Marijuana is basically legal in the US now, with a lot of states full on legalizing it or at the very least decriminalizing it and having medical marijuana programs. If you don’t walk outside of your house and immediately smell weed, it’s probably because you’re just so high that you’re oblivious and can’t even smell it. This revolution all started when Colorado became the first state to legalize marijuana back in 2012, and it looks like The Centennial State is leading the charge for drug law reformation once again. Yesterday, Initiative 301 narrowly passed in the state’s largest and capital city: Denver. This initiative effectively decriminalizes the possession of psilocybin mushrooms, AKA the type of mushrooms you eat and then stare intensely at the patterns on your couch for 5 hours straight.

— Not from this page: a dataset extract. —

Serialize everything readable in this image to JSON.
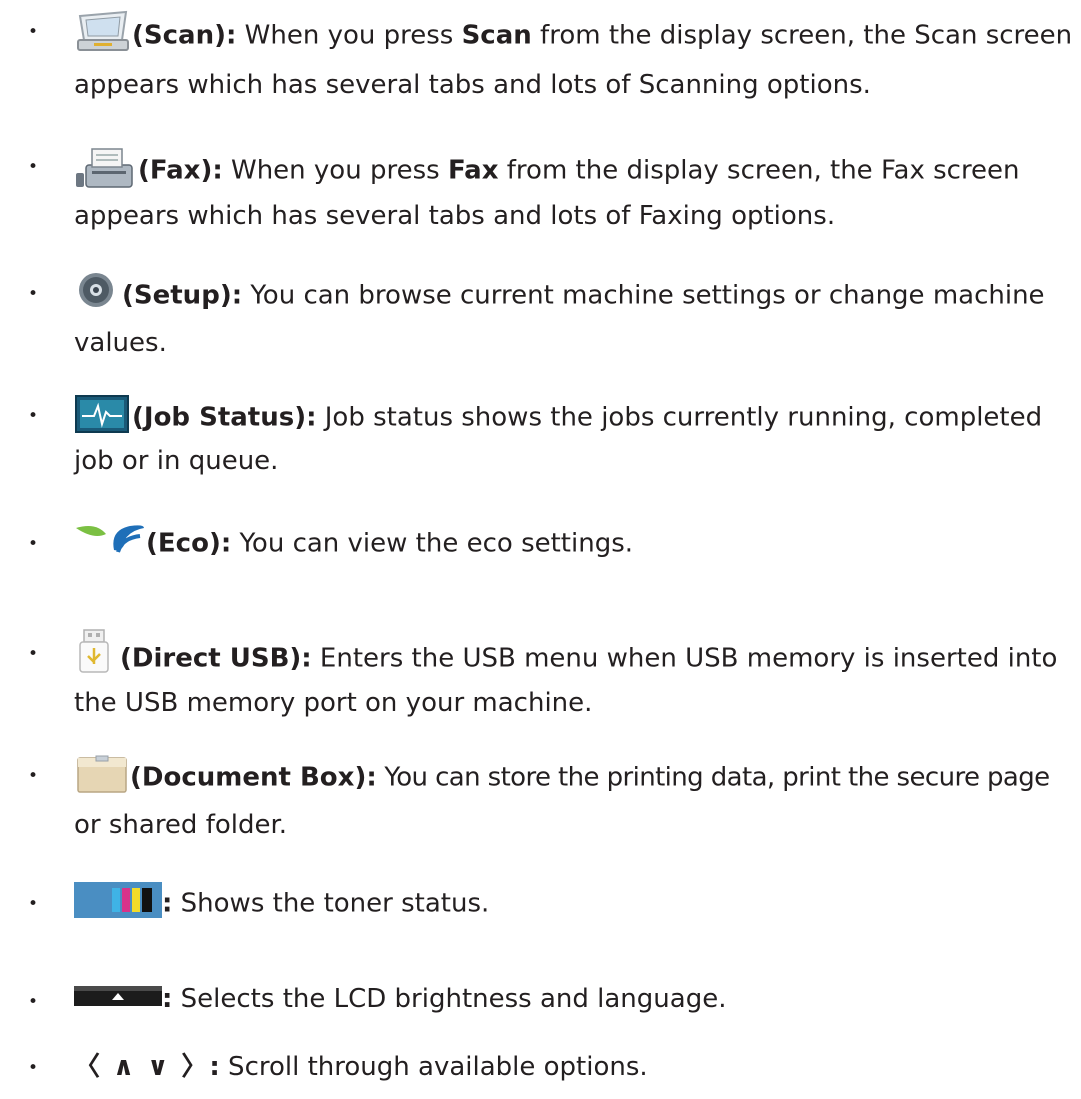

Possession of personal amounts of magic mushrooms will no longer be a felony, freeing up countless hours of police work and court dates, and most importantly, just letting people chill out, man.

Saying that this is a step in the right direction doesn’t even do it justice. If people want to debate the legislation regarding manufactured drugs like heroin and meth that’s one thing, but the naturally growing stuff like weed and shrooms has never made any sense to me. So you’re telling me that this random thing that’s growing naturally out of the ground becomes illegal the second I pick it up? What type of retarded logic is that? Plus, who gives a shit what people want to put in their bodies. Last time I checked, some guy tripping balls and going for a hike isn’t altering your life negatively in any way.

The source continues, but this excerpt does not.